Speed without judgment is chaos.
Judgment without speed is irrelevance.
Schools need both.
Kansas has a real opportunity
The summit was not just about abstract futurism. It was grounded in Kansas.
Flagship Kansas brought together industry leaders, entrepreneurs, educators, workforce leaders, and policymakers around a simple truth: Kansas cannot afford to treat technology as someone else's economy.
The workforce numbers made that clear. Thousands of tech jobs. Growth in remote roles. A distributed employer base across the state. A talent pipeline that has to start earlier than senior year.
For K-12, that should be a wake-up call.
We do not need every student to become a software engineer. We do need every student to understand that technology is now part of almost every serious field.

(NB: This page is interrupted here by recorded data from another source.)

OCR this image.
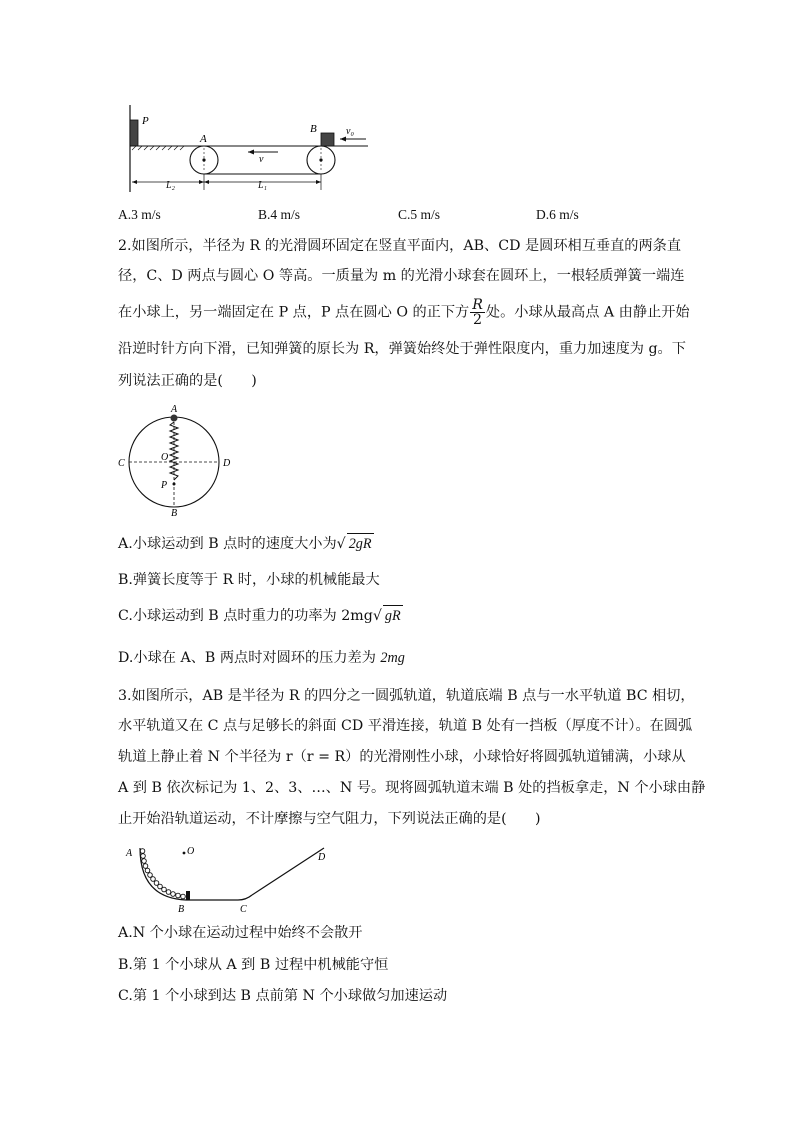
P
A
B	v₀
v
L₂	L₁
A.3 m/s	B.4 m/s	C.5 m/s	D.6 m/s
2.如图所示，半径为 R 的光滑圆环固定在竖直平面内，AB、CD 是圆环相互垂直的两条直
径，C、D 两点与圆心 O 等高。一质量为 m 的光滑小球套在圆环上，一根轻质弹簧一端连
在小球上，另一端固定在 P 点，P 点在圆心 O 的正下方 $\frac{R}{2}$ 处。小球从最高点 A 由静止开始
沿逆时针方向下滑，已知弹簧的原长为 R，弹簧始终处于弹性限度内，重力加速度为 g。下
列说法正确的是(　　)
A
B
C	D
O
P
A.小球运动到 B 点时的速度大小为√ 2gR
B.弹簧长度等于 R 时，小球的机械能最大
C.小球运动到 B 点时重力的功率为 2mg√ gR
D.小球在 A、B 两点时对圆环的压力差为 2mg
3.如图所示，AB 是半径为 R 的四分之一圆弧轨道，轨道底端 B 点与一水平轨道 BC 相切，
水平轨道又在 C 点与足够长的斜面 CD 平滑连接，轨道 B 处有一挡板（厚度不计）。在圆弧
轨道上静止着 N 个半径为 r（r = R）的光滑刚性小球，小球恰好将圆弧轨道铺满，小球从
A 到 B 依次标记为 1、2、3、…、N 号。现将圆弧轨道末端 B 处的挡板拿走，N 个小球由静
止开始沿轨道运动，不计摩擦与空气阻力，下列说法正确的是(　　)
A	O
B	C
D
A.N 个小球在运动过程中始终不会散开
B.第 1 个小球从 A 到 B 过程中机械能守恒
C.第 1 个小球到达 B 点前第 N 个小球做匀加速运动
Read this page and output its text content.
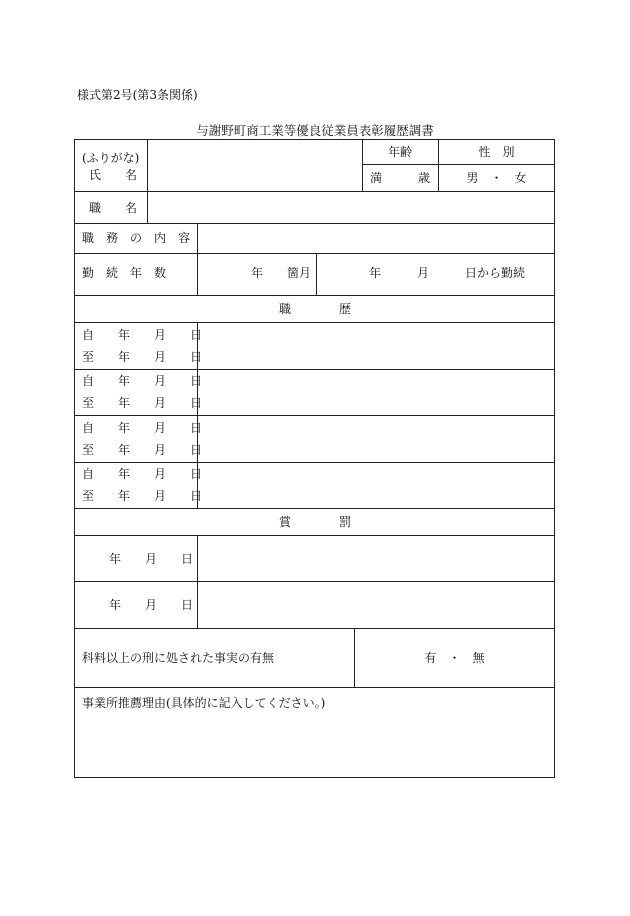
様式第2号(第3条関係)
与謝野町商工業等優良従業員表彰履歴調書
(ふりがな)
氏　　名
年齢	性　別
満　　　歳	男　・　女
職　　名
職　務　の　内　容
勤　続　年　数	年　　箇月	年　　　月　　　日から勤続
職　　　　歴
自　　年　　月　　日
至　　年　　月　　日
自　　年　　月　　日
至　　年　　月　　日
自　　年　　月　　日
至　　年　　月　　日
自　　年　　月　　日
至　　年　　月　　日
賞　　　　罰
年　　月　　日
年　　月　　日
科料以上の刑に処された事実の有無	有　・　無
事業所推薦理由(具体的に記入してください。)
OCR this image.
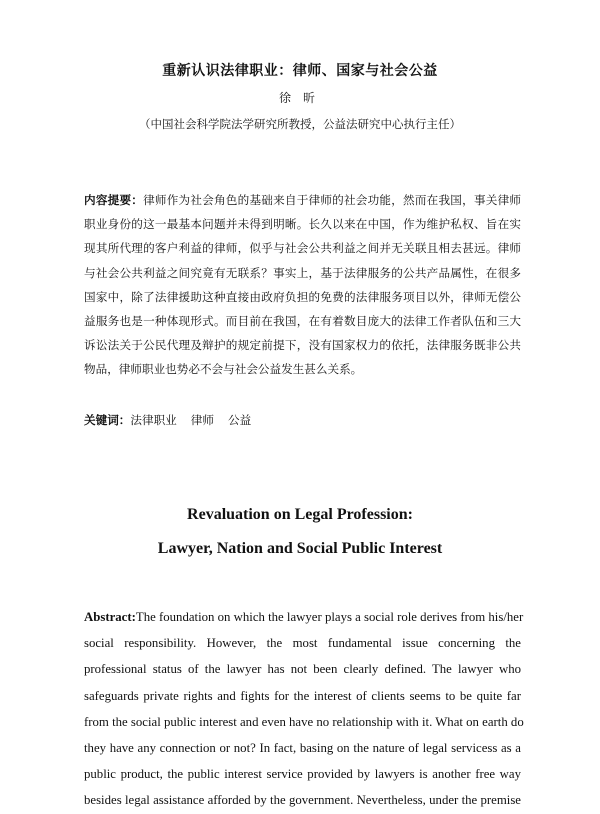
重新认识法律职业：律师、国家与社会公益
徐昕
（中国社会科学院法学研究所教授，公益法研究中心执行主任）
内容提要：律师作为社会角色的基础来自于律师的社会功能，然而在我国，事关律师职业身份的这一最基本问题并未得到明晰。长久以来在中国，作为维护私权、旨在实现其所代理的客户利益的律师，似乎与社会公共利益之间并无关联且相去甚远。律师与社会公共利益之间究竟有无联系？事实上，基于法律服务的公共产品属性，在很多国家中，除了法律援助这种直接由政府负担的免费的法律服务项目以外，律师无偿公益服务也是一种体现形式。而目前在我国，在有着数目庞大的法律工作者队伍和三大诉讼法关于公民代理及辩护的规定前提下，没有国家权力的依托，法律服务既非公共物品，律师职业也势必不会与社会公益发生甚么关系。
关键词：法律职业 律师 公益
Revaluation on Legal Profession:
Lawyer, Nation and Social Public Interest
Abstract:The foundation on which the lawyer plays a social role derives from his/her
social responsibility. However, the most fundamental issue concerning the
professional status of the lawyer has not been clearly defined. The lawyer who
safeguards private rights and fights for the interest of clients seems to be quite far
from the social public interest and even have no relationship with it. What on earth do
they have any connection or not? In fact, basing on the nature of legal servicess as a
public product, the public interest service provided by lawyers is another free way
besides legal assistance afforded by the government. Nevertheless, under the premise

Agriculture, aviation, health care, logistics, construction, finance, education, manufacturing, public service. Pick your lane. The tools are changing.
That means career exposure has to start earlier. Middle school matters. Hands-on learning matters. Apprenticeships matter. AI literacy matters. So does the ability to work with people, communicate clearly, solve messy problems, and keep going when the first attempt fails.
The future of work is not just technical. It is deeply human.
The question I left with

I left the summit thinking less about AI as a technology and more about pace.
Can schools sense change fast enough?
Can we adapt without losing our values?
Can we help students build purpose before the world hands them a tool powerful enough to fake competence?
Can we design learning environments where curiosity, agency, and judgment are not side dishes, but the meal?
The answer has to be yes.
Not because education is naturally good at rapid change. It is not. We all know that. Education can turn a simple decision into a 14-step ritual with a subcommittee and a laminated norm.
But schools are also full of people who care deeply, solve problems daily, and understand children in ways no algorithm ever will.
That is the advantage.
The future of learning will not be built by replacing teachers with tools. It will be built by giving teachers, students, and communities better tools, clearer purpose, and more flexible systems.
The disruption is already here.
The question is whether we keep trying to protect an old model from the future, or whether we build something worthy of the students who are already living in it.